Multiplicity is how we designate the direction of the relationship in regards to numbers. Right here we can see

  • Topic can have 1 or more guides. The way that we can see this is, the line from topic to guide says 1...*, that means that a topic can have one or more guides.

  • Going in the opposite direction, guide has an association line to topic. A guide is always going to have one topic. You see how we only have 1 by itself and there is no ...*, that means that a guide belongs to a topic. There is always going to be one topic for every guide.

  • We have a guide and it can have 0 or more tags. That means, if you think about building a blogging engine, you can create a guide. If you have a tag class attached to it, you may want to be able to create this guide with no tags or create it with any number of tags. That's a pretty standard way of setting up that type relationship. You would denote it exactly like how we have here, we would say a guide can have 0 to many tags.

  • There is always at least one guide for every tag. The tag, if you think about it in a blogging sense, are not going to live by itself. A tag has to have some guide that it was created for and added to in order to be alive, that's its dependency. It can also belong to many guides. Think of having multiple blog posts where you're talking about UML, you may add the tag UML, you would add that to the blog/guide. That means a tag can still have many guides, once we get into our detailed breakdown and go into how we would rebuild Twitter using a class diagram, we're going to see this type of relationship quite a bit.

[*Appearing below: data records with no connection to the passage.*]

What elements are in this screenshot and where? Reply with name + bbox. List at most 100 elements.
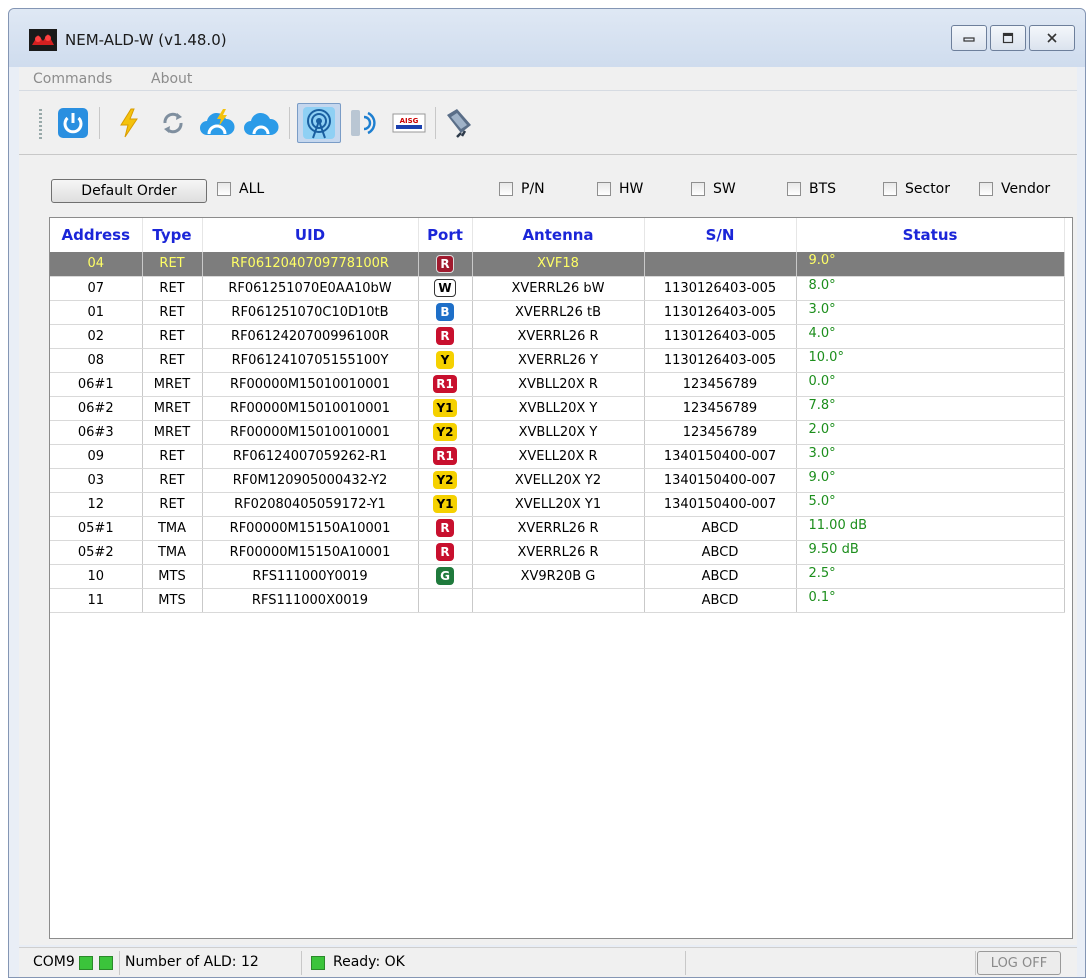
- cloud-button[interactable]: [243, 105, 279, 141]
- filter-all-checkbox[interactable]: ALL: [217, 181, 264, 197]
- table-row[interactable]: 03 RET RF0M120905000432-Y2 Y2 XVELL20X Y2 134…: [50, 468, 1065, 493]
- table-row[interactable]: 01 RET RF061251070C10D10tB B XVERRL26 tB 1130…: [50, 300, 1065, 325]
- menu-commands[interactable]: Commands: [33, 71, 112, 87]
- cell-type: MRET: [142, 396, 203, 421]
- table-row[interactable]: 12 RET RF02080405059172-Y1 Y1 XVELL20X Y1 134…: [50, 492, 1065, 517]
- col-uid-header[interactable]: UID: [202, 218, 419, 252]
- minimize-button[interactable]: [951, 25, 987, 51]
- default-order-button[interactable]: Default Order: [51, 179, 207, 203]
- cell-status: 0.1°: [796, 588, 1065, 613]
- cell-status: 9.0°: [796, 252, 1065, 277]
- connector-button[interactable]: [441, 105, 477, 141]
- cell-port: [418, 588, 473, 613]
- filter-vendor-checkbox[interactable]: Vendor: [979, 181, 1050, 197]
- toolbar-grip[interactable]: [39, 109, 42, 141]
- table-row[interactable]: 11 MTS RFS111000X0019 ABCD 0.1°: [50, 588, 1065, 613]
- cell-antenna: XVF18: [472, 252, 645, 277]
- cell-type: MTS: [142, 564, 203, 589]
- scan-button[interactable]: [111, 105, 147, 141]
- cell-port: Y1: [418, 396, 473, 421]
- table-row[interactable]: 08 RET RF0612410705155100Y Y XVERRL26 Y 11301…: [50, 348, 1065, 373]
- col-port-header[interactable]: Port: [418, 218, 473, 252]
- table-body: 04 RET RF0612040709778100R R XVF18 9.0° 07 RET R…: [50, 252, 1065, 613]
- cell-address: 03: [50, 468, 143, 493]
- cell-sn: 1340150400-007: [644, 492, 797, 517]
- col-antenna-header[interactable]: Antenna: [472, 218, 645, 252]
- refresh-button[interactable]: [155, 105, 191, 141]
- cell-antenna: XVBLL20X Y: [472, 420, 645, 445]
- cloud-scan-button[interactable]: [199, 105, 235, 141]
- cell-sn: 1130126403-005: [644, 276, 797, 301]
- table-row[interactable]: 07 RET RF061251070E0AA10bW W XVERRL26 bW 1130…: [50, 276, 1065, 301]
- table-row[interactable]: 02 RET RF0612420700996100R R XVERRL26 R 11301…: [50, 324, 1065, 349]
- cell-uid: RF00000M15010010001: [202, 420, 419, 445]
- table-row[interactable]: 04 RET RF0612040709778100R R XVF18 9.0°: [50, 252, 1065, 277]
- table-row[interactable]: 06#3 MRET RF00000M15010010001 Y2 XVBLL20X Y1…: [50, 420, 1065, 445]
- cell-uid: RF0612420700996100R: [202, 324, 419, 349]
- aisg-button[interactable]: AISG: [391, 105, 427, 141]
- checkbox-box[interactable]: [597, 182, 611, 196]
- checkbox-label: Sector: [905, 181, 951, 197]
- checkbox-box[interactable]: [217, 182, 231, 196]
- menu-about[interactable]: About: [151, 71, 192, 87]
- toolbar: AISG: [19, 91, 1077, 155]
- filter-bts-checkbox[interactable]: BTS: [787, 181, 836, 197]
- checkbox-box[interactable]: [979, 182, 993, 196]
- cell-antenna: [472, 588, 645, 613]
- cell-port: R1: [418, 444, 473, 469]
- lightning-icon: [120, 108, 138, 138]
- table-row[interactable]: 09 RET RF06124007059262-R1 R1 XVELL20X R 1340…: [50, 444, 1065, 469]
- port-badge: Y: [436, 351, 454, 369]
- connect-button[interactable]: [55, 105, 91, 141]
- cell-status: 9.0°: [796, 468, 1065, 493]
- signal-button[interactable]: [345, 105, 381, 141]
- cell-type: TMA: [142, 516, 203, 541]
- svg-text:AISG: AISG: [400, 117, 419, 125]
- cell-address: 02: [50, 324, 143, 349]
- port-badge: R: [436, 254, 454, 273]
- col-status-header[interactable]: Status: [796, 218, 1065, 252]
- cell-type: MRET: [142, 420, 203, 445]
- maximize-icon: [1002, 32, 1014, 44]
- col-type-header[interactable]: Type: [142, 218, 203, 252]
- cell-port: R: [418, 324, 473, 349]
- cell-sn: 123456789: [644, 420, 797, 445]
- close-button[interactable]: [1029, 25, 1075, 51]
- refresh-icon: [163, 112, 183, 134]
- table-row[interactable]: 05#1 TMA RF00000M15150A10001 R XVERRL26 R ABC…: [50, 516, 1065, 541]
- cell-port: B: [418, 300, 473, 325]
- checkbox-box[interactable]: [883, 182, 897, 196]
- table-row[interactable]: 06#1 MRET RF00000M15010010001 R1 XVBLL20X R1…: [50, 372, 1065, 397]
- app-logo-icon: [29, 29, 57, 51]
- filter-sw-checkbox[interactable]: SW: [691, 181, 736, 197]
- table-row[interactable]: 10 MTS RFS111000Y0019 G XV9R20B G ABCD 2.5°: [50, 564, 1065, 589]
- checkbox-box[interactable]: [499, 182, 513, 196]
- maximize-button[interactable]: [990, 25, 1026, 51]
- table-row[interactable]: 05#2 TMA RF00000M15150A10001 R XVERRL26 R ABC…: [50, 540, 1065, 565]
- cell-port: Y2: [418, 420, 473, 445]
- cell-antenna: XVERRL26 bW: [472, 276, 645, 301]
- filter-pn-checkbox[interactable]: P/N: [499, 181, 545, 197]
- cell-port: Y1: [418, 492, 473, 517]
- tx-led-icon: [79, 956, 93, 970]
- col-address-header[interactable]: Address: [50, 218, 143, 252]
- checkbox-box[interactable]: [691, 182, 705, 196]
- cell-antenna: XVERRL26 R: [472, 516, 645, 541]
- ald-table[interactable]: Address Type UID Port Antenna S/N Status…: [49, 217, 1073, 939]
- log-off-button[interactable]: LOG OFF: [977, 951, 1061, 975]
- cell-address: 06#1: [50, 372, 143, 397]
- antenna-button[interactable]: [297, 103, 341, 143]
- cell-antenna: XVERRL26 tB: [472, 300, 645, 325]
- antenna-icon: [303, 107, 335, 139]
- title-bar[interactable]: NEM-ALD-W (v1.48.0): [9, 9, 1085, 67]
- cell-sn: 1340150400-007: [644, 468, 797, 493]
- checkbox-box[interactable]: [787, 182, 801, 196]
- cell-status: 11.00 dB: [796, 516, 1065, 541]
- col-sn-header[interactable]: S/N: [644, 218, 797, 252]
- cell-port: W: [418, 276, 473, 301]
- port-badge: Y2: [433, 471, 457, 489]
- filter-hw-checkbox[interactable]: HW: [597, 181, 643, 197]
- table-row[interactable]: 06#2 MRET RF00000M15010010001 Y1 XVBLL20X Y1…: [50, 396, 1065, 421]
- filter-sector-checkbox[interactable]: Sector: [883, 181, 950, 197]
- cell-type: RET: [142, 468, 203, 493]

Another more simplified way is, we can draw a line and put a star there. If we put a guide and connected it to tag, we could put a star where the tag is and most developers could see that we mean a guide can have many tags. That's another type of approach you will see often.

Navigability

Navigability deals with is how you can have one class communicate with any other class. This sets the rules for knowing how that communication can take place.

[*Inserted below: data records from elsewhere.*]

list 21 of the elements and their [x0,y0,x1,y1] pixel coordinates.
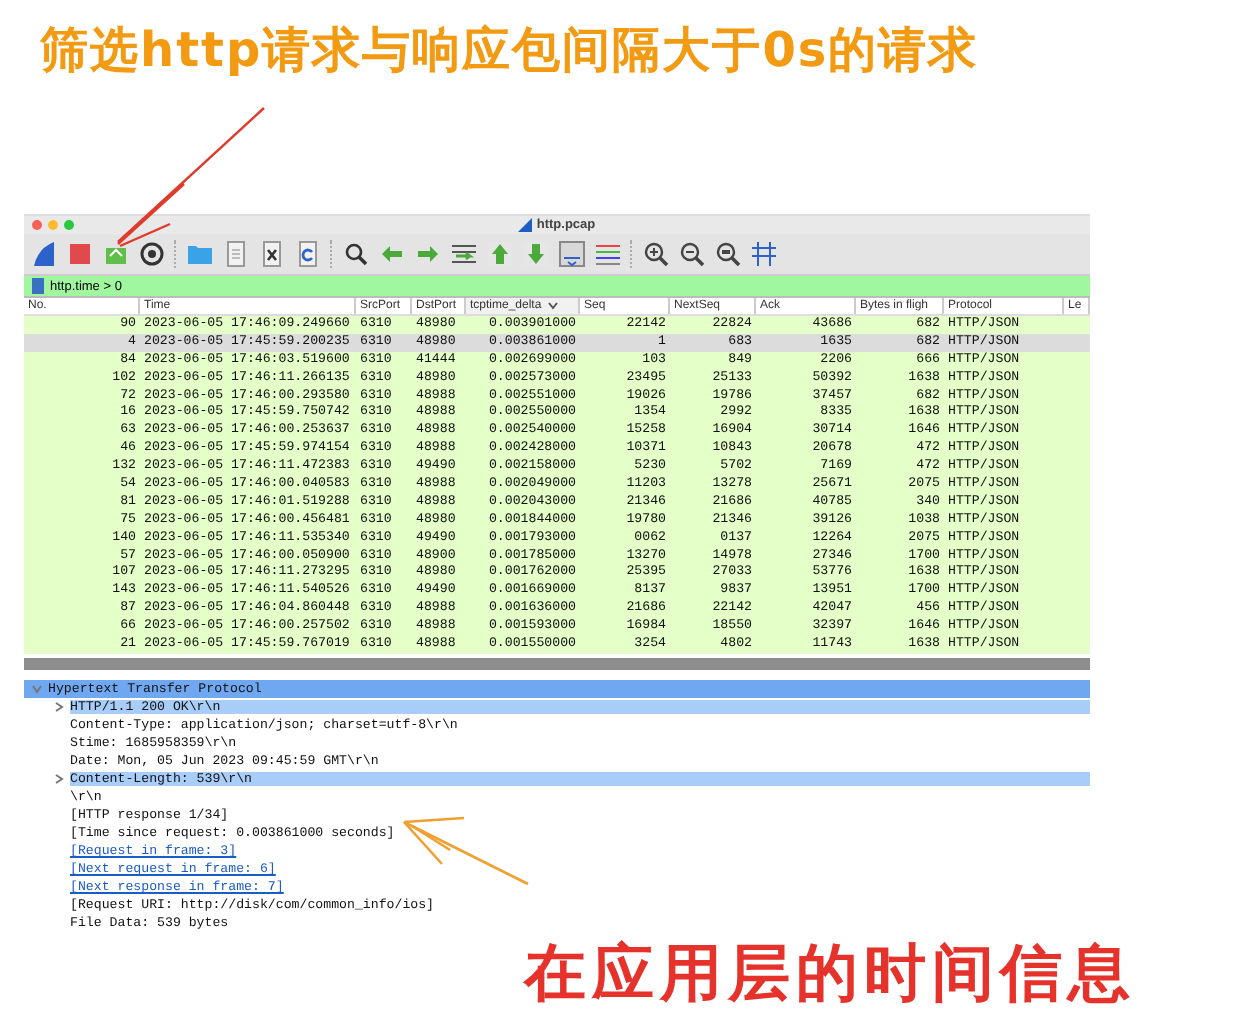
reload-icon[interactable] [294,240,322,268]
zoom-reset-icon[interactable] [714,240,742,268]
search-icon[interactable] [342,240,370,268]
sort-caret-icon [547,302,558,310]
annotation-caption: 在应用层的时间信息 [524,938,1136,1010]
zoom-out-icon[interactable] [678,240,706,268]
chevron-right-icon[interactable] [54,773,64,784]
resize-columns-icon[interactable] [750,240,778,268]
shark-fin-icon[interactable] [30,240,58,268]
jump-icon[interactable] [450,240,478,268]
close-file-icon[interactable] [258,240,286,268]
zoom-in-icon[interactable] [642,240,670,268]
last-packet-icon[interactable] [522,240,550,268]
annotation-title: 筛选http请求与响应包间隔大于0s的请求 [40,22,979,78]
annotation-arrow [403,816,529,886]
close-window-button[interactable] [32,220,42,230]
colorize-icon[interactable] [594,240,622,268]
chevron-right-icon[interactable] [54,701,64,712]
stop-icon[interactable] [66,240,94,268]
options-icon[interactable] [138,240,166,268]
autoscroll-icon[interactable] [558,240,586,268]
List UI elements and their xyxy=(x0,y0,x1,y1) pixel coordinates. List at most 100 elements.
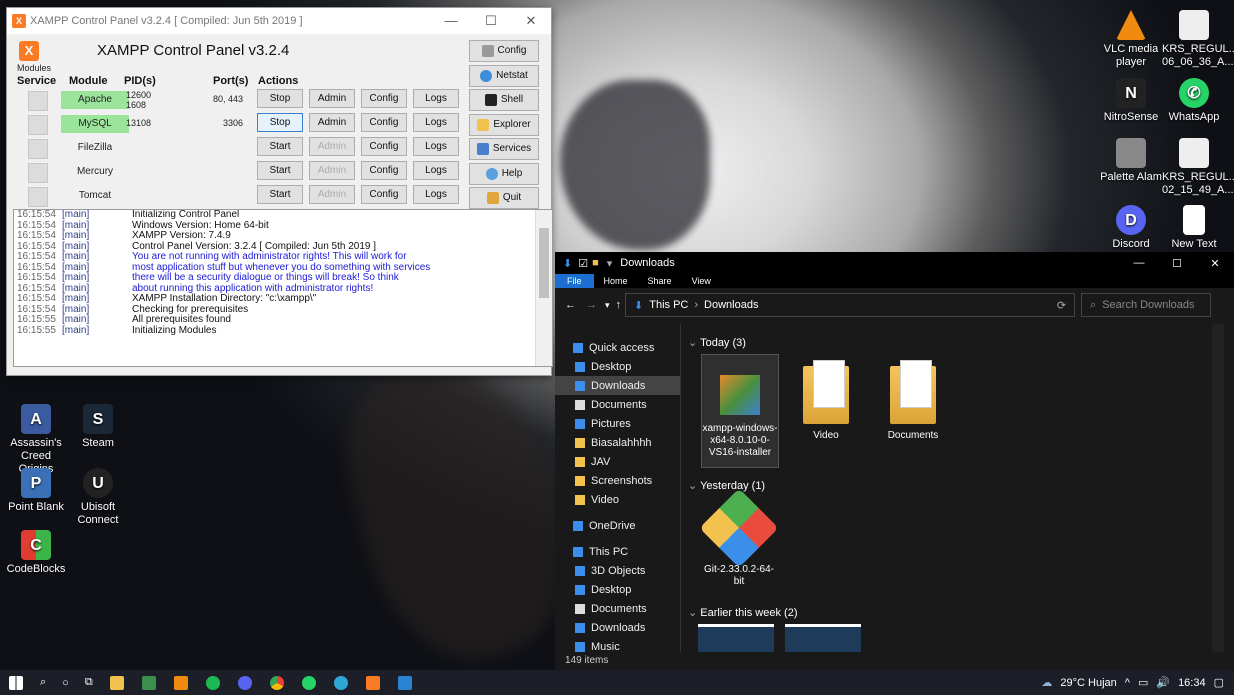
maximize-button[interactable]: ☐ xyxy=(1158,257,1196,270)
explorer-titlebar[interactable]: ⬇ ☑ ■ ▾ Downloads — ☐ ✕ xyxy=(555,252,1234,274)
thumbnail[interactable] xyxy=(785,624,861,652)
address-bar[interactable]: ⬇ This PC › Downloads ⟳ xyxy=(625,293,1076,317)
quit-button[interactable]: Quit xyxy=(469,187,539,209)
desktop-icon-pointblank[interactable]: P Point Blank xyxy=(4,468,68,514)
config-button[interactable]: Config xyxy=(361,113,407,132)
breadcrumb-downloads[interactable]: Downloads xyxy=(704,299,758,311)
nav-item-biasalahhhh[interactable]: Biasalahhhh xyxy=(555,433,680,452)
shell-button[interactable]: Shell xyxy=(469,89,539,111)
desktop-icon-steam[interactable]: S Steam xyxy=(66,404,130,450)
close-button[interactable]: ✕ xyxy=(511,13,551,29)
logs-button[interactable]: Logs xyxy=(413,113,459,132)
service-checkbox[interactable] xyxy=(28,163,48,183)
folder-documents[interactable]: Documents xyxy=(875,354,951,442)
logs-button[interactable]: Logs xyxy=(413,185,459,204)
nav-item-documents[interactable]: Documents xyxy=(555,395,680,414)
group-yesterday[interactable]: Yesterday (1) xyxy=(688,479,765,492)
notification-icon[interactable]: ▢ xyxy=(1214,676,1224,689)
nav-item-video[interactable]: Video xyxy=(555,490,680,509)
maximize-button[interactable]: ☐ xyxy=(471,13,511,29)
tab-file[interactable]: File xyxy=(555,274,594,288)
search-icon[interactable]: ⌕ xyxy=(40,676,46,689)
stop-button[interactable]: Stop xyxy=(257,113,303,132)
xampp-icon[interactable] xyxy=(365,675,380,690)
start-button[interactable]: Start xyxy=(257,161,303,180)
service-checkbox[interactable] xyxy=(28,187,48,207)
nav-item-desktop[interactable]: Desktop xyxy=(555,580,680,599)
windows-start-icon[interactable] xyxy=(9,675,23,690)
config-side-button[interactable]: Config xyxy=(469,40,539,62)
desktop-icon-newtext[interactable]: New Text xyxy=(1162,205,1226,251)
nav-item-this-pc[interactable]: This PC xyxy=(555,542,678,561)
vlc-icon[interactable] xyxy=(173,675,188,690)
desktop-icon-codeblocks[interactable]: C CodeBlocks xyxy=(4,530,68,576)
edge-icon[interactable] xyxy=(333,675,348,690)
volume-icon[interactable]: 🔊 xyxy=(1156,676,1170,689)
minimize-button[interactable]: — xyxy=(1120,257,1158,270)
logs-button[interactable]: Logs xyxy=(413,161,459,180)
desktop-icon-krs1[interactable]: KRS_REGUL... 06_06_36_A... xyxy=(1162,10,1234,69)
nav-item-documents[interactable]: Documents xyxy=(555,599,680,618)
config-button[interactable]: Config xyxy=(361,89,407,108)
refresh-icon[interactable]: ⟳ xyxy=(1057,299,1066,312)
logs-button[interactable]: Logs xyxy=(413,89,459,108)
desktop-icon-vlc[interactable]: VLC media player xyxy=(1099,10,1163,69)
services-button[interactable]: Services xyxy=(469,138,539,160)
nav-item-downloads[interactable]: Downloads xyxy=(555,376,680,395)
desktop-icon-nitrosense[interactable]: N NitroSense xyxy=(1099,78,1163,124)
desktop-icon-palette[interactable]: Palette Alam xyxy=(1099,138,1163,184)
close-button[interactable]: ✕ xyxy=(1196,257,1234,270)
service-checkbox[interactable] xyxy=(28,91,48,111)
service-checkbox[interactable] xyxy=(28,139,48,159)
whatsapp-icon[interactable] xyxy=(301,675,316,690)
admin-button[interactable]: Admin xyxy=(309,113,355,132)
service-checkbox[interactable] xyxy=(28,115,48,135)
recent-chevron-icon[interactable]: ▾ xyxy=(605,300,610,311)
desktop-icon-krs2[interactable]: KRS_REGUL... 02_15_49_A... xyxy=(1162,138,1234,197)
config-button[interactable]: Config xyxy=(361,185,407,204)
nav-item-3d-objects[interactable]: 3D Objects xyxy=(555,561,680,580)
config-button[interactable]: Config xyxy=(361,137,407,156)
file-item-xampp-installer[interactable]: xampp-windows-x64-8.0.10-0-VS16-installe… xyxy=(701,354,779,468)
file-list-scrollbar[interactable] xyxy=(1212,324,1224,652)
forward-icon[interactable]: → xyxy=(586,299,597,311)
nav-item-downloads[interactable]: Downloads xyxy=(555,618,680,637)
quick-access-toolbar-icon[interactable]: ☑ xyxy=(578,257,588,270)
up-icon[interactable]: ↑ xyxy=(616,299,622,311)
xampp-titlebar[interactable]: X XAMPP Control Panel v3.2.4 [ Compiled:… xyxy=(7,8,551,34)
log-scrollbar[interactable] xyxy=(535,210,552,366)
desktop-icon-whatsapp[interactable]: ✆ WhatsApp xyxy=(1162,78,1226,124)
task-view-icon[interactable]: ⧉ xyxy=(85,676,93,689)
nav-item-screenshots[interactable]: Screenshots xyxy=(555,471,680,490)
tab-home[interactable]: Home xyxy=(594,276,638,286)
chevron-down-icon[interactable]: ▾ xyxy=(607,257,613,270)
desktop-icon-ubisoft[interactable]: U Ubisoft Connect xyxy=(66,468,130,527)
weather-text[interactable]: 29°C Hujan xyxy=(1060,677,1116,689)
clock[interactable]: 16:34 xyxy=(1178,677,1206,689)
nav-item-quick-access[interactable]: Quick access xyxy=(555,338,678,357)
netstat-button[interactable]: Netstat xyxy=(469,65,539,87)
logs-button[interactable]: Logs xyxy=(413,137,459,156)
start-button[interactable]: Start xyxy=(257,137,303,156)
explorer-button[interactable]: Explorer xyxy=(469,114,539,136)
log-panel[interactable]: 16:15:54 [main] Initializing Control Panel… xyxy=(13,209,553,367)
minimize-button[interactable]: — xyxy=(431,13,471,29)
desktop-icon-discord[interactable]: D Discord xyxy=(1099,205,1163,251)
tab-view[interactable]: View xyxy=(682,276,721,286)
nav-item-desktop[interactable]: Desktop xyxy=(555,357,680,376)
folder-video[interactable]: Video xyxy=(788,354,864,442)
config-button[interactable]: Config xyxy=(361,161,407,180)
nav-item-pictures[interactable]: Pictures xyxy=(555,414,680,433)
tab-share[interactable]: Share xyxy=(638,276,682,286)
scroll-thumb[interactable] xyxy=(539,228,549,298)
cortana-icon[interactable]: ○ xyxy=(62,677,69,689)
tray-chevron-icon[interactable]: ^ xyxy=(1125,677,1130,689)
admin-button[interactable]: Admin xyxy=(309,89,355,108)
file-explorer-icon[interactable] xyxy=(109,675,124,690)
stop-button[interactable]: Stop xyxy=(257,89,303,108)
excel-icon[interactable] xyxy=(141,675,156,690)
search-input[interactable]: ⌕ Search Downloads xyxy=(1081,293,1212,317)
file-item-git-installer[interactable]: Git-2.33.0.2-64-bit xyxy=(699,488,779,588)
breadcrumb-thispc[interactable]: This PC xyxy=(649,299,688,311)
chrome-icon[interactable] xyxy=(269,675,284,690)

  • You can find all of the guides for each topic because topic is connected to guide
  • You can find all of the tags for a topic through a guide. Imagine that we add a topic, like UML, and underneath that, we had any number of guides. if you traverse and go from topic to one of the guides, you could get access to see all of the tags that are associated with that guide. You can do that for each one of the other ones, you can find a guide topic, you can find all the tags associated with a guide, etc.

This is a great time to point out why UML is so powerful. Imagine a situation where we didn't have UML., (UML was never invented) and we had to write out all of these associations so the developer would be able to understand it and translate it into code. Notice, we didn't have room to write all the different ways you could navigate from a topic to a tag using these 3 classes. Imagine taking a system that has several classes and all kinds of different relationships. It would be a very long list in order to build those and write out all navigation rules. With UML, you can visually see how each one of these elements is connected. You could pick one and then traverse the line to see what items it can navigate. If it can navigate to it here it should be able to do that in the code.